The current lighthouse was built in 1906. It stands 50 feet tall, with a gently tapered shape, topped with a cylindrical lantern. The walls of the tower are cast iron plates. Inside the tower, the first story is 12 feet six inches in diameter. From the first story, a curving cast iron stairway ascends to the second story. The third story contains meteorological equipment which is connected to the lantern above. A steel ladder leads to a trapdoor in the ceiling. The fourth story is the lantern room, which contains a modern acrylic beacon.
Located on the north pier, the pierhead light is listed in the United States Coast Guard light list and the United States Geological Survey Geographic Names Information System as the Kenosha Light. It currently is painted red, but the lighthouse also has been painted white in the past. The adjacent south pier and breakwater also had lighthouses, but now have cylindrical navigational lights. These included fog signal buildings and elevated iron catwalks, all of which have been removed.
In June 2008, the Kenosha Pierhead Lighthouse was deemed “excess” by the Coast Guard. Pursuant to the National Historic Lighthouse Preservation Act of 2000, it was offered at no cost to eligible entities, including federal, state and local agencies, non-profit corporations, educational agencies, or community development organizations. A deadline of July 21 was created for qualified organizations to express interest. At this time, no organization came forward.

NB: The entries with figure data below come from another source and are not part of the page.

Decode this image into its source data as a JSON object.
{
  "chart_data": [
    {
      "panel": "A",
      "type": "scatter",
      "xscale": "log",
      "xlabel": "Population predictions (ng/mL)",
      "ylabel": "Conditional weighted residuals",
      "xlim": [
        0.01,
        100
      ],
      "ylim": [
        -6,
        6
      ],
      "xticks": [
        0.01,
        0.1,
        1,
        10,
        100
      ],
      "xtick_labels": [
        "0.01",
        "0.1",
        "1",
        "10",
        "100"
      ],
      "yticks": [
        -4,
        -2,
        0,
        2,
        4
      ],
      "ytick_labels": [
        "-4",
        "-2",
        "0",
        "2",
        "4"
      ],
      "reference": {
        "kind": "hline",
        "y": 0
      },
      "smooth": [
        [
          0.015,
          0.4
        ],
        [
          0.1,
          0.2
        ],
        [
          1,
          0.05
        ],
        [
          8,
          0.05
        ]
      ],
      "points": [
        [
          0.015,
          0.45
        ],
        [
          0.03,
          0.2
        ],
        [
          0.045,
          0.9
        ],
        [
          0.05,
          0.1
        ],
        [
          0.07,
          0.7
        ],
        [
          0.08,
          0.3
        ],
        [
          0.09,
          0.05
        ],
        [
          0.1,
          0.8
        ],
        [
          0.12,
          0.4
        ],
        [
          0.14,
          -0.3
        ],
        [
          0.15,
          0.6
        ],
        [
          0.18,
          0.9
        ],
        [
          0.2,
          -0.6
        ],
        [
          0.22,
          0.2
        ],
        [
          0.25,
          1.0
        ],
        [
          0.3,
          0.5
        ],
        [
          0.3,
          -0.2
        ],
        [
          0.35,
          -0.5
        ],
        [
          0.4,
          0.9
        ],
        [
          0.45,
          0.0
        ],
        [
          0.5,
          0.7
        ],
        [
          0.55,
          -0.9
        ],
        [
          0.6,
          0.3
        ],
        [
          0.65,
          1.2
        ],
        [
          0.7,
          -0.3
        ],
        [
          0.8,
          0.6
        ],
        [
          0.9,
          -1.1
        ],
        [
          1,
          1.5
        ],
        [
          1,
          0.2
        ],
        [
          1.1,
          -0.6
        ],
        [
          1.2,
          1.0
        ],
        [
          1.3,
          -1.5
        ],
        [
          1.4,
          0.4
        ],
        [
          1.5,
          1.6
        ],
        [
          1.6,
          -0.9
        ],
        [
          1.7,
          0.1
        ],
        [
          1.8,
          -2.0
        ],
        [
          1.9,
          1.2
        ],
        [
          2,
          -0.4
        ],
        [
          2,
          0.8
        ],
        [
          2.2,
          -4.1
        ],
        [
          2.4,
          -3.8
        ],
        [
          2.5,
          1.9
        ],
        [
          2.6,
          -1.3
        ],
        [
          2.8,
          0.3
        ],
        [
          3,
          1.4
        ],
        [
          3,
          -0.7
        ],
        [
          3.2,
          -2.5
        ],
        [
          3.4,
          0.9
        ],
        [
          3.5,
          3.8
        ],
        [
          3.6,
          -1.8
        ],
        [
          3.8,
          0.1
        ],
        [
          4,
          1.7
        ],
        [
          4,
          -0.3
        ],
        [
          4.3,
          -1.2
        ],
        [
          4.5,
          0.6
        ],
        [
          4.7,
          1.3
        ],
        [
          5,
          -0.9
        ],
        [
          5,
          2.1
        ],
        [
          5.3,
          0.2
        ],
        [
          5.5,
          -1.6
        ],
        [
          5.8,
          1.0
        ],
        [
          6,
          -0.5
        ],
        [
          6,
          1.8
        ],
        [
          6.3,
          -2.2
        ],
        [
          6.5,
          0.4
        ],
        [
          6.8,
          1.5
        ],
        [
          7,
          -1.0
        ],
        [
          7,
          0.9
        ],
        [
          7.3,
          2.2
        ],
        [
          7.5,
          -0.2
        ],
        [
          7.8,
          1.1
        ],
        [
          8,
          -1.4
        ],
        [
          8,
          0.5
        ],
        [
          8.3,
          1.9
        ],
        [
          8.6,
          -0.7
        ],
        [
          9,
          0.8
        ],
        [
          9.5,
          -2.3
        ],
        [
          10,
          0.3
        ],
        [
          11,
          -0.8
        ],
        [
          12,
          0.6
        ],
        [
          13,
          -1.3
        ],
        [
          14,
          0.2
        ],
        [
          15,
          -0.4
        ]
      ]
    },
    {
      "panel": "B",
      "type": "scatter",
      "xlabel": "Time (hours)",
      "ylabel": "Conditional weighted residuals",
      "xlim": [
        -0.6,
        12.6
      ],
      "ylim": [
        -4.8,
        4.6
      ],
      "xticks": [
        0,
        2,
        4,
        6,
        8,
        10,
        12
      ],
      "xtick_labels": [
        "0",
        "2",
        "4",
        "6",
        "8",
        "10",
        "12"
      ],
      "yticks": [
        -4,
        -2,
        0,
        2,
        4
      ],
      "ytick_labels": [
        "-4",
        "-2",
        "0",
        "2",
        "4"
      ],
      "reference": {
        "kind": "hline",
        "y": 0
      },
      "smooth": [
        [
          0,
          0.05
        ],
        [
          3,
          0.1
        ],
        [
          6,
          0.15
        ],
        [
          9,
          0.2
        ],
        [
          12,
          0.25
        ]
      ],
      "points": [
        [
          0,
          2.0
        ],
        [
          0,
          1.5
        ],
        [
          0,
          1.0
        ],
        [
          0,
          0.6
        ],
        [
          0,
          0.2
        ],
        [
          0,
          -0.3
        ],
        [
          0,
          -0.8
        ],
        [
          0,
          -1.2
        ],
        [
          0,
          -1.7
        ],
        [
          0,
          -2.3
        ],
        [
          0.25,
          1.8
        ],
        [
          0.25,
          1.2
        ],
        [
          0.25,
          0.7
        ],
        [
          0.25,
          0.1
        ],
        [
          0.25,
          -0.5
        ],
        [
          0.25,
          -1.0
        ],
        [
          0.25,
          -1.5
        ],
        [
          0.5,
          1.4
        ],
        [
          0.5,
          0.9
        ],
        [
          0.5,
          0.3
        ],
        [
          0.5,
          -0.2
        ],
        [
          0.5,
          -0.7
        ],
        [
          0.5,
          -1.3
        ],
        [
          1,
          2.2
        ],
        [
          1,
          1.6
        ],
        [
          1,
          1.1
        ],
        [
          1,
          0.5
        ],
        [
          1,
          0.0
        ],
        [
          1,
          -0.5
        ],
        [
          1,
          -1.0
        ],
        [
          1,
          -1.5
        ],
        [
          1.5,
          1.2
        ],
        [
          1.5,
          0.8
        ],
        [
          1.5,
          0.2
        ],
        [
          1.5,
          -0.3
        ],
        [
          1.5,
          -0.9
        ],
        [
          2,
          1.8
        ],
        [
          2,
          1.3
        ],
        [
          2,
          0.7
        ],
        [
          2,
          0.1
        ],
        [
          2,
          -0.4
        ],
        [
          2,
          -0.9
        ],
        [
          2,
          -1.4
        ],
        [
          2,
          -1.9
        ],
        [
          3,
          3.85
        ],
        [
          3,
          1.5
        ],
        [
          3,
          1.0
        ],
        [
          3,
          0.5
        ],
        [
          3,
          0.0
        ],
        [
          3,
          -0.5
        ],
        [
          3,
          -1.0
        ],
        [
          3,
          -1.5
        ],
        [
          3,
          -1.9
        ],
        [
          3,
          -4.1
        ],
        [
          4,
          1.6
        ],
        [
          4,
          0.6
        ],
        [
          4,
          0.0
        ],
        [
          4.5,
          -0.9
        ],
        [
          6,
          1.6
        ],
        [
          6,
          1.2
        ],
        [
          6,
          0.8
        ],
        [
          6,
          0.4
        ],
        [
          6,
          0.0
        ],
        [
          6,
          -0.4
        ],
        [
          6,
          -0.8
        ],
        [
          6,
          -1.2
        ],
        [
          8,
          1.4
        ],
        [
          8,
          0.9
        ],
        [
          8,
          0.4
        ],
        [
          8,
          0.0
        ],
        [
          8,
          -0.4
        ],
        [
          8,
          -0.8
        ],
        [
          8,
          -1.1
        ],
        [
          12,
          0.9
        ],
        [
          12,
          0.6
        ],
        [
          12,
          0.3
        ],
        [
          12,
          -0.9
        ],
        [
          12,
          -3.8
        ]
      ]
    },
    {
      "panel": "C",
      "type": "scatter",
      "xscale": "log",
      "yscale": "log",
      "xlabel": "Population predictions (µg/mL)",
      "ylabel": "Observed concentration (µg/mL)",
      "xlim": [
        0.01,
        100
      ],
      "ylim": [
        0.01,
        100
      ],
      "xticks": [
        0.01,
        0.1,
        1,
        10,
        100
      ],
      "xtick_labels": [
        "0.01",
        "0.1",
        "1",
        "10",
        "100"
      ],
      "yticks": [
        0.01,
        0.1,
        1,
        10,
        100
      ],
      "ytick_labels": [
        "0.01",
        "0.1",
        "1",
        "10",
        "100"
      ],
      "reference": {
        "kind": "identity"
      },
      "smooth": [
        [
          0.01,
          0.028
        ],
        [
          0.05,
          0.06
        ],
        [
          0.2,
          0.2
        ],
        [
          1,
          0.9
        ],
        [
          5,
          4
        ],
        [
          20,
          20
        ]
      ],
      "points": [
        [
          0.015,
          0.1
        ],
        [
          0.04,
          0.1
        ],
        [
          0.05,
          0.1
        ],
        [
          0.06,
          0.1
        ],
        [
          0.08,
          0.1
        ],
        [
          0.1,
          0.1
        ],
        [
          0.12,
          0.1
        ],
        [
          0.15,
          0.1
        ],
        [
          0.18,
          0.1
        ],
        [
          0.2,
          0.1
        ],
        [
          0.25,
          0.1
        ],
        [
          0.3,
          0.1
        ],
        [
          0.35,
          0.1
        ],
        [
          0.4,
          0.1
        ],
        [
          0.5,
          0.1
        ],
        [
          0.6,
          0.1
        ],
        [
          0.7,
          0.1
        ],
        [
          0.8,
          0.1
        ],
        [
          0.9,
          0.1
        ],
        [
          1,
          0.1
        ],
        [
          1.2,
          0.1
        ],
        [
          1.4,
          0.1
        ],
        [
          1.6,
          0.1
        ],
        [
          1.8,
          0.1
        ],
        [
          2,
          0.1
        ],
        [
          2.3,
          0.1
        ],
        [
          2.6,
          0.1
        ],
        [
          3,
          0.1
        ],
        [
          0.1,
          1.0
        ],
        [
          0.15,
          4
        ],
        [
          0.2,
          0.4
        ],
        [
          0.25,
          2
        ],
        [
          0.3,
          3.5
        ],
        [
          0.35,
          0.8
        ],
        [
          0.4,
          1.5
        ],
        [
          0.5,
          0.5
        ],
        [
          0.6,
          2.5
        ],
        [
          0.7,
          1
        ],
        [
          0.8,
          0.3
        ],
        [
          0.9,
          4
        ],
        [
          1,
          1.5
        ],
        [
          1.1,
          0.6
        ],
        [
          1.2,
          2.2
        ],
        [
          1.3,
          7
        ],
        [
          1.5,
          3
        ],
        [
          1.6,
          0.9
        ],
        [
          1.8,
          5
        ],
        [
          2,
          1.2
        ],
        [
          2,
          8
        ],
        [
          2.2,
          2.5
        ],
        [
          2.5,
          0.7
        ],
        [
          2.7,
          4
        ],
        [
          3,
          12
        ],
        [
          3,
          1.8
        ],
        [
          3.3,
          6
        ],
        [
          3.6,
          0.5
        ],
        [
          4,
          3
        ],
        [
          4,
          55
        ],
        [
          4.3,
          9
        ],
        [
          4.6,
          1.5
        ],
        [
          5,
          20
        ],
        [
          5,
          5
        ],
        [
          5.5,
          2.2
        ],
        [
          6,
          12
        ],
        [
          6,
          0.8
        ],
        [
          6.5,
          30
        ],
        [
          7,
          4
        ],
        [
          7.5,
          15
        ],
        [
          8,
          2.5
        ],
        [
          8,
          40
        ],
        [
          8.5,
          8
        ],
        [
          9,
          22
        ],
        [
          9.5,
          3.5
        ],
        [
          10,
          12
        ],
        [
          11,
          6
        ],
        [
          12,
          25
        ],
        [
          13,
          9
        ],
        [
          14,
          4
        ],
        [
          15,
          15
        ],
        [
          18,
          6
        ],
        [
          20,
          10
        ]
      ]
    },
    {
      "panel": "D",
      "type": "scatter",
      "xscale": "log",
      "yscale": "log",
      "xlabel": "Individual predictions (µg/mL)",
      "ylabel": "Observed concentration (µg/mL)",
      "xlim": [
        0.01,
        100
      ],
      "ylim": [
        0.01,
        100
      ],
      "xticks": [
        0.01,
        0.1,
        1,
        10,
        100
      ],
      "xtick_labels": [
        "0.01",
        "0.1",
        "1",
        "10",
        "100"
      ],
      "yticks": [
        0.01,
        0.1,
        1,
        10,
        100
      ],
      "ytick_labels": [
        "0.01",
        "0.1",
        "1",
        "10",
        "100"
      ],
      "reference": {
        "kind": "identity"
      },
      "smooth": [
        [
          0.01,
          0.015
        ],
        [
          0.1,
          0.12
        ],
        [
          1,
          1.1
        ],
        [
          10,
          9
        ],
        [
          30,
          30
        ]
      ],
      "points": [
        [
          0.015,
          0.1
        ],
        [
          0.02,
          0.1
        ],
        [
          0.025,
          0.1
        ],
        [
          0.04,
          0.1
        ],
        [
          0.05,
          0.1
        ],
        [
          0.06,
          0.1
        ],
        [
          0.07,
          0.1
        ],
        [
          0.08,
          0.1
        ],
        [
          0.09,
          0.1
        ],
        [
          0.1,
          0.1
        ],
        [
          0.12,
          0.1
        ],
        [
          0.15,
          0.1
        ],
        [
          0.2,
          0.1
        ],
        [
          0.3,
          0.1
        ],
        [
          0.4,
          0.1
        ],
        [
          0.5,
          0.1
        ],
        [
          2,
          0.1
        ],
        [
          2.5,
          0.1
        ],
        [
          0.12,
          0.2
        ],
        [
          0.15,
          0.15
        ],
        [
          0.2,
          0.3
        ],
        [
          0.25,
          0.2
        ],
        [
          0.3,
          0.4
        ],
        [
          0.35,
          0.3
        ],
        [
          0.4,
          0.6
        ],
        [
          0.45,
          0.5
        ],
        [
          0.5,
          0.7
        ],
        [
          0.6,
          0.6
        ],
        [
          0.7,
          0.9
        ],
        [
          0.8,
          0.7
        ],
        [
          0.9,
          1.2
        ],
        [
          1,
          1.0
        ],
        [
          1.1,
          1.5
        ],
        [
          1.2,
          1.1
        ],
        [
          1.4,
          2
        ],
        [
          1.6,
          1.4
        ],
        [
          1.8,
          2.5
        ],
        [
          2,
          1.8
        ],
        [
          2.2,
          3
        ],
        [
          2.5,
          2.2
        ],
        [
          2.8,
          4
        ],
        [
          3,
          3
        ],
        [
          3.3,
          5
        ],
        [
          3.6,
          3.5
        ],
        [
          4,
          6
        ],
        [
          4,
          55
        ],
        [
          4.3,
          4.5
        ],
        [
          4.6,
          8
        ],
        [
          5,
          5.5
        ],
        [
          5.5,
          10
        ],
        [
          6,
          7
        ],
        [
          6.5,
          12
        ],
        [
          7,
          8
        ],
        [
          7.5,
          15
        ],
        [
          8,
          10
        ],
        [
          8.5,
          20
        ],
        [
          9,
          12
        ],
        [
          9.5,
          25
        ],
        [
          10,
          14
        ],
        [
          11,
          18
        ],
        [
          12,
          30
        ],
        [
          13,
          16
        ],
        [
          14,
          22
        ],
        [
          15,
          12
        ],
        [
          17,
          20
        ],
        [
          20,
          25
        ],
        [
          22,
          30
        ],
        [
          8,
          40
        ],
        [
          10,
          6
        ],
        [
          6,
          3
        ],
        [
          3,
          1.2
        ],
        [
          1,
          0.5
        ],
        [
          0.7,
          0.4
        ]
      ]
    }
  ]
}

In 2011, the excess property was put up for auction and was purchased by Heather McGee and John Burhani. The lighthouse is currently being used as an art studio and gallery as its name now conveys; Kenosha Lighthouse Studio. Art shows, open to the public, can be found on the kenoshalighthousestudio.com website. The Kenosha Lighthouse Studio is open for individual dinners/meetings and other events.
The light is accessible for exterior inspection, but not open to the public.”
We walked around the Harbor Park and today it was not too crowded and sun weather was beautiful. We also noticed the statue on the middle. With first look, I already recognized who the man was, the man who “discover” America.
The Spirit of the Immigrant Statue of Christopher Columbus
“The Spirit of the Immigrant Statue of Christopher Columbus is dedicated to immigrants from countries around the world who have traveled under difficult circumstances to Kenosha, Wisconsin, and America with the hope of building a better life for themselves and their families. Columbus was chosen to depict this select group of people because of the vision and courage that he displayed in 1492. He proved his theory that’s why sailing west he could circumnavigate the world, thus he prevailed over the conventional wisdom that this feat could not be accomplished.
Many of the immigrants of times past and today have demonstrated enormous courage by leaving their homelands under difficult circumstances and often the skepticism of their countrymen to forge abetter life. It is that spirit of Americans that the committee recognizes and thus dedicates this statue to all the immigrants who made America unique and the strongest country in the world.” – Sculptor Michael Martino
It was strange to put this man here and to symbolize him for the immigrants. First of all, he never set foot in this part of the continent, another there were more respectable people that can be honor. Anyway, that was for walk around the park and we left to see other parts of Kenosha.